Regulating carbon quotas in the same way that central banks regulate currency exchange rates is the latest reform project being considered by the European Commission to support the ailing emissions trading scheme. Industrialists are pushing for a change but not all are convinced. EurActiv France reports.
After the European Parliament refused last year to ratify rules imposing higher carbon constraints on enterprises, a slightly modified project accepted by MEPs in July has brought climate issues back into the Brussels focus.
The text adopted by MEPs will allow the European Commission to delay the issuance of some quota allowances, creating a slight scarcity on the carbon market. Carbon prices have picked up a little as a result and currently trade at around €5 per ton.
But the Commission has bigger projects in the pipeline that will be be put forward for consultation this autumn.
Under the new plans, quotas would be regulated just like central banks regulate currency rates. Problems on the carbon market have come up because of over-optimistic macroeconomic projections, which led to an over-allocation of quotas.
The idea would be to regularly adjust the amount of carbon allowances on offer to better match demand, probably every three months. This would allow for more flexibility than the current allocation system, where quotas are determined for a four-year period and remain fixed regardless of the macroeconomic context.
Urgent reform needed
The new flexibility mechanism is expected to receive the support of some member states even though the debate is only starting. But almost everyone agrees that reform is urgently needed.

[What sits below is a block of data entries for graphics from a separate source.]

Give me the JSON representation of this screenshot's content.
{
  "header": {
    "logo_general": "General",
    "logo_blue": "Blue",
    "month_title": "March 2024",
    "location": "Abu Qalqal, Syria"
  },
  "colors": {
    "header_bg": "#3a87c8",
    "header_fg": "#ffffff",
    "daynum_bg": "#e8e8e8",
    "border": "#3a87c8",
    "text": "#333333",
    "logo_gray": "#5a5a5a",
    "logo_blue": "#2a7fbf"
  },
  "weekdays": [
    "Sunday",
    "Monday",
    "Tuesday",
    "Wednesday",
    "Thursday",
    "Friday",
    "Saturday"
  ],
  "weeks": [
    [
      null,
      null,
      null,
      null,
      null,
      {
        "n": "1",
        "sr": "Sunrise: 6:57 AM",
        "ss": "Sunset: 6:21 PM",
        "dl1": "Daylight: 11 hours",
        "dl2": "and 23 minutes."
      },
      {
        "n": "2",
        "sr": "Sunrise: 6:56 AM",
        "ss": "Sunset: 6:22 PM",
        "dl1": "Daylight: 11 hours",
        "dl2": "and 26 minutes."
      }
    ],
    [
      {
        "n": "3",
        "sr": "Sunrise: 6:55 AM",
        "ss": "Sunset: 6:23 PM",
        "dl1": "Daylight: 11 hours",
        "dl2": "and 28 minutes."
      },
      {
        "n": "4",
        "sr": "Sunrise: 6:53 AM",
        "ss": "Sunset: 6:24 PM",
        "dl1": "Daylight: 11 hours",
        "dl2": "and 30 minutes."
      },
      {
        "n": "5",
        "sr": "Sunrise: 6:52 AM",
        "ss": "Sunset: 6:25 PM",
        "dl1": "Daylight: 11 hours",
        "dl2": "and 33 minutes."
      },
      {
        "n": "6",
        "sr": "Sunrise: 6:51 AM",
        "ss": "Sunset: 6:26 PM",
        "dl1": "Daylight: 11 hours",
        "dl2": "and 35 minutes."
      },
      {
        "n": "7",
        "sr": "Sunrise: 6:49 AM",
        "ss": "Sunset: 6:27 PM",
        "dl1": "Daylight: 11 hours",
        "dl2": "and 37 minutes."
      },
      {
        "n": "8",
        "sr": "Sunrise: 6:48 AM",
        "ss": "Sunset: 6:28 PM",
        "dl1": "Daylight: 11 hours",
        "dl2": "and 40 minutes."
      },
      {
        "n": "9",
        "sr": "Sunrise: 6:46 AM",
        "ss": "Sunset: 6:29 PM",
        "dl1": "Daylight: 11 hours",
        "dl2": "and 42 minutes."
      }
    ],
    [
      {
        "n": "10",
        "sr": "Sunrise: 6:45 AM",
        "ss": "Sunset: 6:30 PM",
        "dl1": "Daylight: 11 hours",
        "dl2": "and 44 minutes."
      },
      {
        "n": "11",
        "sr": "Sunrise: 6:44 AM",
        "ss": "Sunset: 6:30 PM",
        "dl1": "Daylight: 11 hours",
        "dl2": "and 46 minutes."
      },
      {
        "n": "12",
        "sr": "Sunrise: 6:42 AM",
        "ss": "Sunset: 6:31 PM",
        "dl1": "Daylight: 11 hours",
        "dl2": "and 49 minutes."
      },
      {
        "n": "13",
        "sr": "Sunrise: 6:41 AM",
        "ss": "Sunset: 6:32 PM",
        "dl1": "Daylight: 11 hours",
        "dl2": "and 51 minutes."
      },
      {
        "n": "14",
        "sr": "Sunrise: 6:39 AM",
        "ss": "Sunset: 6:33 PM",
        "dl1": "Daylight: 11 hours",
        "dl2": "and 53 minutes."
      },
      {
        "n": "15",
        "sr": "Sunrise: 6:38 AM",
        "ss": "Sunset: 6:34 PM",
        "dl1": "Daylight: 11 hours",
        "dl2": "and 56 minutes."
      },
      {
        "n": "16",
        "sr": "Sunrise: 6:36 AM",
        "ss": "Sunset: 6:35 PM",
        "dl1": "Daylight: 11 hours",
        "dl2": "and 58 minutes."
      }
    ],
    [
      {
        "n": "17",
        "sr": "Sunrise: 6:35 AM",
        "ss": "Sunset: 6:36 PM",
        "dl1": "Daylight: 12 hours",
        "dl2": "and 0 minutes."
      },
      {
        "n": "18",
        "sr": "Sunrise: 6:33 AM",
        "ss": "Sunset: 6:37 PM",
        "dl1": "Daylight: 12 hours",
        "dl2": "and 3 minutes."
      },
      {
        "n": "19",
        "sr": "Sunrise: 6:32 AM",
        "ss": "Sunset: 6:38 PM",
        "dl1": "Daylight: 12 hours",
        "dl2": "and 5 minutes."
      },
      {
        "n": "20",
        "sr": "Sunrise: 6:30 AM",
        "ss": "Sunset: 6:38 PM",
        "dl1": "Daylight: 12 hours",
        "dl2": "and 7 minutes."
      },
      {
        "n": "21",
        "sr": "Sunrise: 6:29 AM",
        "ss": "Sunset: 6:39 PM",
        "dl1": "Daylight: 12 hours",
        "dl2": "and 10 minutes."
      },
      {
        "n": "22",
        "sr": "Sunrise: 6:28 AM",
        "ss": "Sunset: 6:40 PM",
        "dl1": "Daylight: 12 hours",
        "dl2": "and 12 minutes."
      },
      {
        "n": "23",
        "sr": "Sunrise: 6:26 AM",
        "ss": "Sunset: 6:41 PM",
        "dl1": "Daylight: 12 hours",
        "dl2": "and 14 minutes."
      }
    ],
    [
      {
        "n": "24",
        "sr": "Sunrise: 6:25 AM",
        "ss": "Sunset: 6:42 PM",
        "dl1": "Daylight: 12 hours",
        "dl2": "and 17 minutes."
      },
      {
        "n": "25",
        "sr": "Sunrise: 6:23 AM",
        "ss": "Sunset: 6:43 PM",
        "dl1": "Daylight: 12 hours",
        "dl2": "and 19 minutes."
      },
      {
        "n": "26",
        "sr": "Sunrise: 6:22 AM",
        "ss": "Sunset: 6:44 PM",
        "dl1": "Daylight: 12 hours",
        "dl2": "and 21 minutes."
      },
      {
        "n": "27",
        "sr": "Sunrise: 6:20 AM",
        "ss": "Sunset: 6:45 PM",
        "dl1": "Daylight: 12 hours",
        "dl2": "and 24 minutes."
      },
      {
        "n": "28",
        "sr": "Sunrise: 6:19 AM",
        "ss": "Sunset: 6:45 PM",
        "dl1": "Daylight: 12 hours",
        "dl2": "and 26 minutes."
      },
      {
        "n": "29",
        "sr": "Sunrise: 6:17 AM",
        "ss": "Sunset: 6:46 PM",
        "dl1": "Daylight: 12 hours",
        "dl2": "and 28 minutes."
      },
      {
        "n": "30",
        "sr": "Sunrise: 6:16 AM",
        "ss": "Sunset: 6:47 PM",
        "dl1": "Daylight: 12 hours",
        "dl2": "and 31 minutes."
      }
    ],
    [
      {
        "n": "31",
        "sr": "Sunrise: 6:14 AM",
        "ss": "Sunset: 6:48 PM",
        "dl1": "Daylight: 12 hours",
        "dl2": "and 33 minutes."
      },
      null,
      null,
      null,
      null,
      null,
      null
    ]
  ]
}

“Enterprises are not convinced that there is strong political will in Brussels on climate issues,” says Benoît Leguet from CDC Climat, a subsidiary of the French public investment bank 'Caisse des Dépôts'. “Industrialists do not integrate the carbon constraint in their long-term investments”.
“There is a feeling of incoherence in the EU’s CO2 reduction policy,” adds Jérôme Ferrier, president of the International Gas Union. “Shale gas development in the USA has freed up an important part of the coal production, and coal arrives on European markets at a very low price.”

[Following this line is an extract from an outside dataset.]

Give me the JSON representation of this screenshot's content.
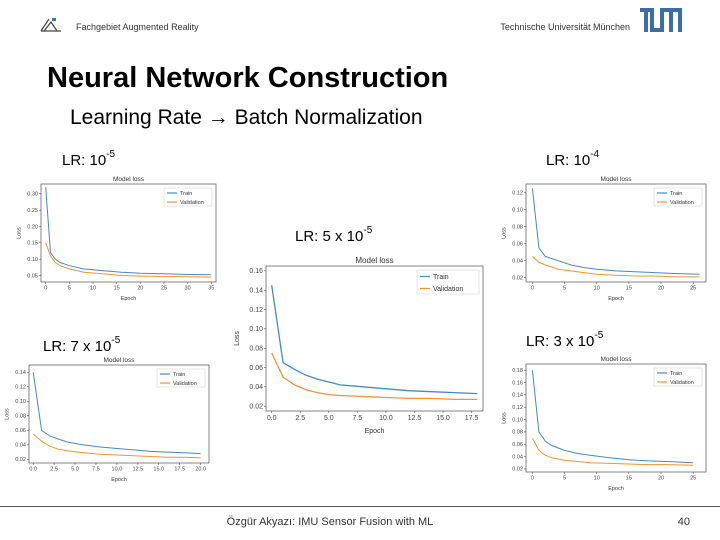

Some European countries have restarted their coal power plants and abandoned cleaner energies that tend to be more expensive. “The return of coal demonstrates that nobody expects the price of emission quotas to rise,” Ferrier says.
While the reform of the “classic” carbon quotas is now the main priority in Brussels, some progress is also being made on the aviation side of the climate debate.
Intra-European flights are now regulated by the carbon markets, but the problem for extra-European flights has not been solved yet due to strong opposition from the United States and China. A meeting of the International Civil Aviation Organization, scheduled later this month, might help unlock the situation. Europe is ready to compromise by alleviating the carbon constraints for non-European airlines, which make up two-thirds of air traffic.
But the carbon market's misfortunes has also generated frustrations among policymakers, with some in the ruling French Socialist Party describing the situation as “ridiculous”.
“It doesn’t work, we need a European carbon tax and not a carbon market,” says a Socialist MP.